Context: Healthcare-associated infections (HAIs) pose a substantial public health threat. Despite significant strides to curb HAIs in hospital environments, outpatient settings have not received the same degree of attention. Given their emphasis on holistic, patient-centered care, osteopathic family medicine offices are pivotal in both disease prevention and comprehensive patient treatment. The importance of simple yet effective disinfection protocols, such as thorough cleaning between patient appointments, cannot be overstated in these settings because they are integral to minimizing disease transmission.
Objectives: This study aims to assess the effectiveness of the current disinfection protocols in osteopathic family medicine offices.
Methods: A cross-sectional study evaluating disinfection practices on 18 examination tables in an osteopathic family medicine office was conducted. Two high-touch surfaces (midtorso region and table edge) were examined. Initial swab samples were collected after morning disinfection by Environmental Services, and terminal swab samples were gathered after day’s-end disinfection by the medical staff. Adenosine triphosphate (ATP) bioluminescence assays were performed utilizing AccuPoint Advanced HC Reader, which quantified ATP, indicating contamination levels in the samples. The higher the ATP levels found in a sample, the greater the amount of biological contamination. All samplers were handled and tested as per manufacturer’s instructions. A preliminary trial was conducted to confirm the internal validity of ATP bioluminescence measurements.

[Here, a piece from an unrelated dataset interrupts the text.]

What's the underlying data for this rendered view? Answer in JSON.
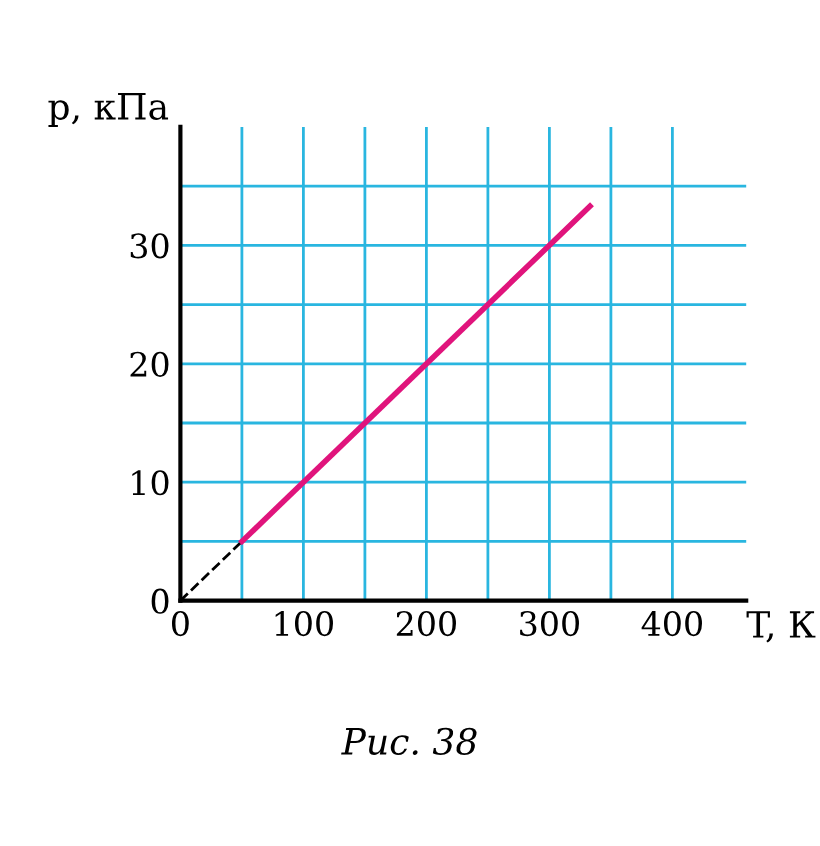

The statistical analysis involved Shapiro–Wilk and Wilcoxon signed-rank tests, with significance set at p<0.05. Cohen’s d test was utilized to calculate the effect size, identifying meaningful differences in initial and terminal swab sample relative light units (RLUs).
Results: The midtorso region demonstrated an 11.1 % increase in failure rate after terminal disinfection when compared to initial disinfection. A Wilcoxon signed-rank test revealed a median estimated pathogen level for the midtorso region that was higher after terminal disinfection (median, 193 RLUs; range, 1–690 RLUs; n=18) compared to initial disinfection (median, 134 RLUs; range, 4–946 RLUs; n=18). However, this increase was not statistically significant, p=0.9124, with a small effect size, d=0.04. The edge showed no change in failure rate after terminal disinfection, maintaining a 100 % failure rate both before and after disinfection. However, the Wilcoxon signed-rank test revealed a slight reduction in the median estimated pathogen levels after terminal disinfection (median, 2095 RLUs; range, 891–5,540 RLUs; n=18) compared to before disinfection (median, 2,257 RLUs; range, 932–5,825 RLUs; n=18). However, this reduction was not statistically significant, p=0.61, with a small effect size, d=0.12.
Conclusions: The findings from this study reveal a substantial disparity in outcomes between the two sample locations, midtorso and edge. The midtorso demonstrated a relatively low failure rate in both initial and terminal swab samples, indicating successful outcomes. In contrast, the edge consistently displayed a 100 % failure rate, emphasizing the need for more care and attention when cleaning the edge of the examination to ensure better outcomes. By prioritizing adequate disinfection protocols, including thorough cleaning between patients, osteopathic family medicine offices can more effectively prevent disease transmission and promote patient safety.